The latest launch also comes at a politically significant time, with the government eager to rally national pride amid a spiralling health scandal over contaminated milk.
Due to its secrecy, another implication of China’s space program is the security threat that it poses not only to the U.S., but other countries as well. The Washington Post’s Jill Drew reports in “Space Inspires Passion And Practicality in China”:
Space experts outside China are generally at a loss to describe how its various space programs — manned and unmanned, civil and military — are organized and overseen, except that the vast bulk of its efforts are under the direction of the People’s Liberation Army. No official from China’s space agencies or government-owned space companies would be interviewed for this article.

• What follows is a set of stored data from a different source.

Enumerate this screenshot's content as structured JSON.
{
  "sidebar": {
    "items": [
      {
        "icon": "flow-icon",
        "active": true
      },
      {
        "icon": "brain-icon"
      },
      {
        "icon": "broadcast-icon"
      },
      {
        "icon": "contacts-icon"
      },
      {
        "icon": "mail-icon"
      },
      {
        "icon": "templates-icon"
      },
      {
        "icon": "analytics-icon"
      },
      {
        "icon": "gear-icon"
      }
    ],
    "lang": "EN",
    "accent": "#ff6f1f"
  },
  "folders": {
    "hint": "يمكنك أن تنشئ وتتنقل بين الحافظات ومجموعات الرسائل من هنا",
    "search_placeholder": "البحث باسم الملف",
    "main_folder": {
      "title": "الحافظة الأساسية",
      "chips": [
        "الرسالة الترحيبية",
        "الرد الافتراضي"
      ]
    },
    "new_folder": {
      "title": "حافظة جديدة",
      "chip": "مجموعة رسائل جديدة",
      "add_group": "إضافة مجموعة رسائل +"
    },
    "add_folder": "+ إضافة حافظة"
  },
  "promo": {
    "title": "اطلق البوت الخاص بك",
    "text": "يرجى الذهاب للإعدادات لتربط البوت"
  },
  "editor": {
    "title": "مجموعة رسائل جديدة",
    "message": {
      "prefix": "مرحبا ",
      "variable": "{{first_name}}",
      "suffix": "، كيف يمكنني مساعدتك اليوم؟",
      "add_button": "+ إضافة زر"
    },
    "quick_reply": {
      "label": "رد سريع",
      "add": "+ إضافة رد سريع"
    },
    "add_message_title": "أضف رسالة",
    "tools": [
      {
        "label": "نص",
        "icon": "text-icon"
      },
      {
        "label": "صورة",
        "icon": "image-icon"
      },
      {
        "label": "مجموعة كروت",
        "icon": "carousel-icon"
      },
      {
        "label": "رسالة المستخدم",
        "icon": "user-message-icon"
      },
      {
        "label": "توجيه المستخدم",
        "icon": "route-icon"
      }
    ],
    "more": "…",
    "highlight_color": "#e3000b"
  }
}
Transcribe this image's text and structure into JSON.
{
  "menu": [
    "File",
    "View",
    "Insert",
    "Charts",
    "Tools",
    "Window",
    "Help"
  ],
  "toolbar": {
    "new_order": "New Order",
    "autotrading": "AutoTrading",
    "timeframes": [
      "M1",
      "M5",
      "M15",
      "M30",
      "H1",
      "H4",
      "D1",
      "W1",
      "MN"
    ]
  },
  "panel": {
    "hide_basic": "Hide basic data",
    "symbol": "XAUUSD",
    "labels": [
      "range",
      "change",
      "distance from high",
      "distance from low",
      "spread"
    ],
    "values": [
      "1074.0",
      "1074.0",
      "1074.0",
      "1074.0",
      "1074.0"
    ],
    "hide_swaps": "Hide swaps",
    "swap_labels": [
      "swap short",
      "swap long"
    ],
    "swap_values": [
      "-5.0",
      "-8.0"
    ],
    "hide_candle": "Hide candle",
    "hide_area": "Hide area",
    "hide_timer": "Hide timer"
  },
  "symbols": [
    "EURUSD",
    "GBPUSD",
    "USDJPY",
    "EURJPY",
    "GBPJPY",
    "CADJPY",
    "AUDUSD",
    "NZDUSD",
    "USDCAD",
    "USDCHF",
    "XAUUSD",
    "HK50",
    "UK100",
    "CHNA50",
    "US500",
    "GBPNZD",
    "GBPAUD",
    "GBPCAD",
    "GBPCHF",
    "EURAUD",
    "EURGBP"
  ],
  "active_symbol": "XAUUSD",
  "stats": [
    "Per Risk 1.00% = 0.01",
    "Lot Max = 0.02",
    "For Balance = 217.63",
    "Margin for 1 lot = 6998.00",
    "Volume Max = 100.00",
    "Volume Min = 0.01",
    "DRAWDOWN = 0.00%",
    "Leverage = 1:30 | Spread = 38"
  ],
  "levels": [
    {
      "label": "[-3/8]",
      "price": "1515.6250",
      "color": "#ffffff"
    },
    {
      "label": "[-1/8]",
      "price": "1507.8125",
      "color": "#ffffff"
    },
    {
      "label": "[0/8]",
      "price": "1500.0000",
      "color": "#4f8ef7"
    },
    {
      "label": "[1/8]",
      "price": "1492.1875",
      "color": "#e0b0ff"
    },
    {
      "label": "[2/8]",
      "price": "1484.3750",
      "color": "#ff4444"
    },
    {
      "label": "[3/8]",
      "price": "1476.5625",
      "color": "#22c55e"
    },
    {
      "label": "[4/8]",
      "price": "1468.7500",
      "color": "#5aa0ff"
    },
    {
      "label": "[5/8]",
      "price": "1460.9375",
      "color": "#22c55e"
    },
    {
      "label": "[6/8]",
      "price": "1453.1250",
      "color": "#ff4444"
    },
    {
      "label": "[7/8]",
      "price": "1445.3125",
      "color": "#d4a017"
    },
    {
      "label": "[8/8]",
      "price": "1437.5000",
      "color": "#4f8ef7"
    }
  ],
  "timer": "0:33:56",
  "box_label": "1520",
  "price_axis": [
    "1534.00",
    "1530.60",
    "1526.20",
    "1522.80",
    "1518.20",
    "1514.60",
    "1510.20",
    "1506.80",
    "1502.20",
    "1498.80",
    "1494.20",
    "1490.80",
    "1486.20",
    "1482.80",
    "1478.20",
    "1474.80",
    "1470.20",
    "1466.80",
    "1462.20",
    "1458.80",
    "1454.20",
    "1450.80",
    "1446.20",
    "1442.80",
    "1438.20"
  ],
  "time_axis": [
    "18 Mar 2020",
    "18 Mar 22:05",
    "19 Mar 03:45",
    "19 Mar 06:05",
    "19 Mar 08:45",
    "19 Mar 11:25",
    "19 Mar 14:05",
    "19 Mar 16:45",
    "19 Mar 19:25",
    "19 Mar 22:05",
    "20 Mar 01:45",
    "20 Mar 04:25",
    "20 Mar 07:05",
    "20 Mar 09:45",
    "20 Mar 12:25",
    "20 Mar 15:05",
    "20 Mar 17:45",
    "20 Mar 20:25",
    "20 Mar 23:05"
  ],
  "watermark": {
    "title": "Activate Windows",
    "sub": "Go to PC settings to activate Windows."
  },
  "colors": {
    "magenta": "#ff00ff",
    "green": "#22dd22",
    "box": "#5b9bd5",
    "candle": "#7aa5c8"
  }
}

In the paper, Yi recognizes the barriers to any such cooperation: “China is concerned with the implications of U.S. military space capabilities for its security interests, and the USA reciprocally is concerned with the potential build-up of Chinese capabilities to counter U.S. military space capabilities.”
Hitchens fears the two countries are teetering on the edge of just such a [military space] race, especially given the Chinese test of antisatellite technology to obliterate one of its weather satellites in early 2007. In turn, the United States destroyed one of its own satellites earlier this year.
Update: A message from space from the three astronauts of the Shenzhou VII spacecraft appeared on the website of Xinhua, China’s state news agency, before the shuttle ever took off. From the Telegraph:
The Xinhua agency, which has sometimes been accused of carrying state propaganda, took down the story and blamed it on a “technical error”.
The article described the Shenzhou VII space craft orbiting the Earth and outlined a conversation between the astronauts.
[…] The article later described the reaction to a successful outcome of the mission. “Ten minutes later, the ship disappears below the horizon. Warm clapping and excited cheering breaks the night sky, echoing across the silent Pacific Ocean.”
See an animation of the spacewalk, via QQ. Danwei has links to more such animations and explains that Chinese portals all created their own versions at a cost of between 80,000 and 300,000 yuan, because everyone else was doing it.